Despite critics' attempts to get a read on electronic music by forcing it into the same album-style parameters as rock, dance music simply works differently. It is tied far more tightly to fashion than rock has ever been, and thus its cycle of obsolescence advances more quickly.
DJs, after all, are prized in a large part for their role as trend-setting shoppers--they have to have the newest, rarest vinyl, to be quicker consumers than their peers. In this milieu, the fact that the tracks on INCredible hold up at all years later is a testament to the producers' skill--these compositions are the closest drum 'n' bass will ever come to classics.
The advertising industry's rapacious appetite for cool hasn't helped. Without an overt message of its own--aside from a fetish for speed and technology--drum 'n' bass makes the perfect soundtrack for ads for cars and personal electronics, as well as for Hollywood chase scenes.
Granted, allowing corporate America to rob the underground of its passions puts music fans in a continually defensive posture. Nevertheless, the heat and spark that make new sounds exhilarating are dampened once the mainstream gets a hold of them, and drum 'n' bass' power has been diluted, probably irrevocably. It's not that the music didn't have the same subversive energy as, say, bebop, it's just that bop thrived as long as it did because industry hadn't yet discovered the cash value of hip.
Goldie seems to know this. On his last album, Saturnzreturn (also a double-disc set) he tried to push the genre forward with "Mother," an epic one-hour symphony of Oedipal pain.

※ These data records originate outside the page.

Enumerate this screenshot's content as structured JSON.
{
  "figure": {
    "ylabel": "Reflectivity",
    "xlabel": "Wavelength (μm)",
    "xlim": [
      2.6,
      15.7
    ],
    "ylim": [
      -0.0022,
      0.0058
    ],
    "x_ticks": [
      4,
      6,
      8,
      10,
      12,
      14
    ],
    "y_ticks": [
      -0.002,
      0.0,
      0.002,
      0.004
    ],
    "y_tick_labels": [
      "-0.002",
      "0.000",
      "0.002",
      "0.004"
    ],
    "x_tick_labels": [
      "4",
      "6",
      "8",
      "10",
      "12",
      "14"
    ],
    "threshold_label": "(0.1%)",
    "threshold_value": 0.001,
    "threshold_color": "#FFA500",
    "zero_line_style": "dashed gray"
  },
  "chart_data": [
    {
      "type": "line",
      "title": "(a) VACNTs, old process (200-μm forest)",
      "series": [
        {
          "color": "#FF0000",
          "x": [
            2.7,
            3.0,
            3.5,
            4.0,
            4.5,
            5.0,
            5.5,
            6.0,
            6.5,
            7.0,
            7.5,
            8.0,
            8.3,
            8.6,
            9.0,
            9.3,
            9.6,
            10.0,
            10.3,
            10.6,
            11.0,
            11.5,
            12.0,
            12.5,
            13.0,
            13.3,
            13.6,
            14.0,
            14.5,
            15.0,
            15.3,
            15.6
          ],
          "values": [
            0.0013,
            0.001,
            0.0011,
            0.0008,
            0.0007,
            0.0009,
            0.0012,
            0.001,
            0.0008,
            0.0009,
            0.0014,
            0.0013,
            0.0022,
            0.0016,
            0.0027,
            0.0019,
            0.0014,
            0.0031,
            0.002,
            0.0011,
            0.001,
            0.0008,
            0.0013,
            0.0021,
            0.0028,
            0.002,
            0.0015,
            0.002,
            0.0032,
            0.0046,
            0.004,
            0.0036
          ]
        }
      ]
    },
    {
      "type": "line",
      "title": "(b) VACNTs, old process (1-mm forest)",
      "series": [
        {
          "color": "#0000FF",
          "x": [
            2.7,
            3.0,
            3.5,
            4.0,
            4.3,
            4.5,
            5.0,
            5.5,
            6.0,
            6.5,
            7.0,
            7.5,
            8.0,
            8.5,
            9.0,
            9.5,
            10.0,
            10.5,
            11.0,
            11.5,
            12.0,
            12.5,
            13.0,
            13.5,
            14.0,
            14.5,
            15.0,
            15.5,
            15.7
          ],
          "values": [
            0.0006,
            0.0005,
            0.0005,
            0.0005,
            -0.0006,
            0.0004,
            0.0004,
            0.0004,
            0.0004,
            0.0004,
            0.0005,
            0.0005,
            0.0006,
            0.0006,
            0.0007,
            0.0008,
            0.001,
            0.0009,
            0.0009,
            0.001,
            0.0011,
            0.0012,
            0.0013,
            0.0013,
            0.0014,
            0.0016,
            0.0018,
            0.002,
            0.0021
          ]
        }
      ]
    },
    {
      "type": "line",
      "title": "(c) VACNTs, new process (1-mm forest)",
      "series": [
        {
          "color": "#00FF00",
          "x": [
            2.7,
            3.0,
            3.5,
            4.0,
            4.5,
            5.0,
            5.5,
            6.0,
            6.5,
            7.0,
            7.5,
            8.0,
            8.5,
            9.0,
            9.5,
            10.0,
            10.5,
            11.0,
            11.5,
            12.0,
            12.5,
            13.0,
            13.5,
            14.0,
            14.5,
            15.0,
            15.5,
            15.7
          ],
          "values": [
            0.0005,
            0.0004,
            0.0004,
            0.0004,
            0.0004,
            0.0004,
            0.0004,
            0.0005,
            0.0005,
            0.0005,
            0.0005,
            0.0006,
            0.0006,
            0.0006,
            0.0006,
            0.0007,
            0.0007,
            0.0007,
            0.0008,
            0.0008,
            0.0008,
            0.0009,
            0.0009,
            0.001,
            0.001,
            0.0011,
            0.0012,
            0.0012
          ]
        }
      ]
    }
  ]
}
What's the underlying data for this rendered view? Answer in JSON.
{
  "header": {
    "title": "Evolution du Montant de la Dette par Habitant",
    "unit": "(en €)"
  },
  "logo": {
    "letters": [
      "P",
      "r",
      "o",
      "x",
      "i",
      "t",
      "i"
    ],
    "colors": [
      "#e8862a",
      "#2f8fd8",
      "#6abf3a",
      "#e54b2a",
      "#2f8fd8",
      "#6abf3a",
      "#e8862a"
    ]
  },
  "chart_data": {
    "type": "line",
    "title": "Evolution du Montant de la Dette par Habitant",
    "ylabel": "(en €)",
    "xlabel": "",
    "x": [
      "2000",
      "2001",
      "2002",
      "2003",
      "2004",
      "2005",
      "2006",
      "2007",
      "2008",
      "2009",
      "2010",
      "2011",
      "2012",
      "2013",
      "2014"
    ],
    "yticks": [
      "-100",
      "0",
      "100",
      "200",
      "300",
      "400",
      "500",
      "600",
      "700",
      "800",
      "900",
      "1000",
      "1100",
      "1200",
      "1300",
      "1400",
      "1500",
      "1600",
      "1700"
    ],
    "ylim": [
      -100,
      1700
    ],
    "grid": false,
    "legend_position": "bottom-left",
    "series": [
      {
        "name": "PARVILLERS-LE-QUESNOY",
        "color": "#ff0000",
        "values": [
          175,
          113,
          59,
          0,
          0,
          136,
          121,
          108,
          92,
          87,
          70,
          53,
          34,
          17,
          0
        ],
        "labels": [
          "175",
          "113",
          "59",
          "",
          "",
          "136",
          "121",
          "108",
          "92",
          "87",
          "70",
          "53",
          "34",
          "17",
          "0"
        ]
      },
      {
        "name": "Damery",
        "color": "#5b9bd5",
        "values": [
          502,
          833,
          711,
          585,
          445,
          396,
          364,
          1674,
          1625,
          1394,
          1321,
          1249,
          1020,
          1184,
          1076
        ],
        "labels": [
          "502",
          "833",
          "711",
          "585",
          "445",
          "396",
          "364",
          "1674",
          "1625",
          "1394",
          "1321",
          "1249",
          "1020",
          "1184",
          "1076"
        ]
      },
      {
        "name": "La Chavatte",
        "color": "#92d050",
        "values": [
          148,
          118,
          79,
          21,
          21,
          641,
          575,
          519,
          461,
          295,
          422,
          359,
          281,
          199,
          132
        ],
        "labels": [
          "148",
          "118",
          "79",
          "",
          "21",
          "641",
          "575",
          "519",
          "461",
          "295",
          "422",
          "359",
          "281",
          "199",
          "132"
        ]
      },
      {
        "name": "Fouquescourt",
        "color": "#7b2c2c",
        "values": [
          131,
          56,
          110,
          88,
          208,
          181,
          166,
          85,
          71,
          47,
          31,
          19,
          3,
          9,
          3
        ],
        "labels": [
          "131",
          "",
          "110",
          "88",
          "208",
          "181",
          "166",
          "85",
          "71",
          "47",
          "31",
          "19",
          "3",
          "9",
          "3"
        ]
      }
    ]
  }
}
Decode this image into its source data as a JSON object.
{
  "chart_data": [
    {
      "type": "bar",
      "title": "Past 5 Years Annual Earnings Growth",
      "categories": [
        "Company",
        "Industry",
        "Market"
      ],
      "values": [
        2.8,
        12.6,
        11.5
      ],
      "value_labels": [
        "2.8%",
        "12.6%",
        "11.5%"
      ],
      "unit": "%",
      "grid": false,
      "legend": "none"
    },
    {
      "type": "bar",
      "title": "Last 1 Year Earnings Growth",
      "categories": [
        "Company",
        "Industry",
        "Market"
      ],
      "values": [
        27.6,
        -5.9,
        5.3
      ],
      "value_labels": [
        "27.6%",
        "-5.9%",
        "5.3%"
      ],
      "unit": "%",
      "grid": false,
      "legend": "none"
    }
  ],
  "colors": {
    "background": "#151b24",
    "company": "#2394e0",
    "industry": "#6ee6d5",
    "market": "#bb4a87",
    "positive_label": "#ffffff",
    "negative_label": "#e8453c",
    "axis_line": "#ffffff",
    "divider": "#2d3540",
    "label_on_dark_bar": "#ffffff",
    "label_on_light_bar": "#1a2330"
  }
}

But "Mother," although it boasted some truly stirring, powerful moments, was unquestionably pretentious, and it was largely unplayed by fans and derided by critics.
So Goldie is giving drum 'n' bass one last hurrah and then moving on. He's already starred as the villain in the latest James Bond movie, as well as in the still-unreleased Everybody Loves the Sunshine with David Bowie. Additionally, he's collaborating on a movie script with writer Josh Evans.
He knows that hipness is a perishable commodity. Rather than an attempt to keep a flagging scene alive, INCredible sounds like Goldie is taking his cue from big business and cashing in one last time on his brand name before leveraging his street cred into new industries.